I mentioned a year ago using the Raspberry Pi Camera to provide motion data; this motion data is a bi-product of the compression of h.264 video frames.

Each frame in a video is broken up into 16 x 16 pixel blocks (macro-blocks) which are compared to the blocks from the previous frame to find nearest matches.  Then an X, Y vectors is produced for each macro-blocks for the best matching block in the previous frame along with a score of absolute differences (SAD) – essentially a score of trustworthyness of the vector.  This happens at the frame rate for the video as part of the h.264 video compression algorithm, and is produced by the GPU alone.

Because of the fixed frame rate, these are effectively velocity vectors, and because the camera would be strapped under the quadcopter body, the velocities are in the quadcopter reference frame.  A crude processing of this data would simply be to average all the X,Y vectors based upon each SAD values to come up with a best guess estimate of an overall linear vector per frame.  Better processing would need to accommodate yaw also.
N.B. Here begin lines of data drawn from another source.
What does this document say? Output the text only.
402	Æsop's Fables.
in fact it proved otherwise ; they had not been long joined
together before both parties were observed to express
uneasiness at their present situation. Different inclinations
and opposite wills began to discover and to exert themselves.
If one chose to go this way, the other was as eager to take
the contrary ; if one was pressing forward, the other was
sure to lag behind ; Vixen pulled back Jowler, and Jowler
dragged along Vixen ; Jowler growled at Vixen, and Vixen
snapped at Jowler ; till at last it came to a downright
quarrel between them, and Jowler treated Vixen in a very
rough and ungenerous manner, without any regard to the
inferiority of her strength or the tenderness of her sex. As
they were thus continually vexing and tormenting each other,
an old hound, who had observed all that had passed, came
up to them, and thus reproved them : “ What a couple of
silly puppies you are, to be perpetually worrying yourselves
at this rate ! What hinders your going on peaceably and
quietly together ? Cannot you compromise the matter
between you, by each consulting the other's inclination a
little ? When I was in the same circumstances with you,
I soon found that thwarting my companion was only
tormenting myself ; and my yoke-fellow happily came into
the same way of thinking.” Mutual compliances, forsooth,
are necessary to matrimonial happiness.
All this function is now available from the Python picamera interface making it very easy to create a motion tracking process which feeds the macro-block vectors + SAD data to the HoG code which can do the averaging and produce the quadframe velocity PID inputs for the X and Y axes.  The velocity PID targets are set as now to be earth-frame speeds reorientated to the quad-frame.


  • frame speed and processing on the GPU
  • no integration of (accelerometer – subtraction of gravity rotated to the quadframe) to get velocity hence no cumulative error from offsets


  • need some height information – possibly just best estimate as now

This opens up the possibility of indoor and outdoor motion processing over varying contrast surfaces, or laser tracking over surfaces without significant contrast difference.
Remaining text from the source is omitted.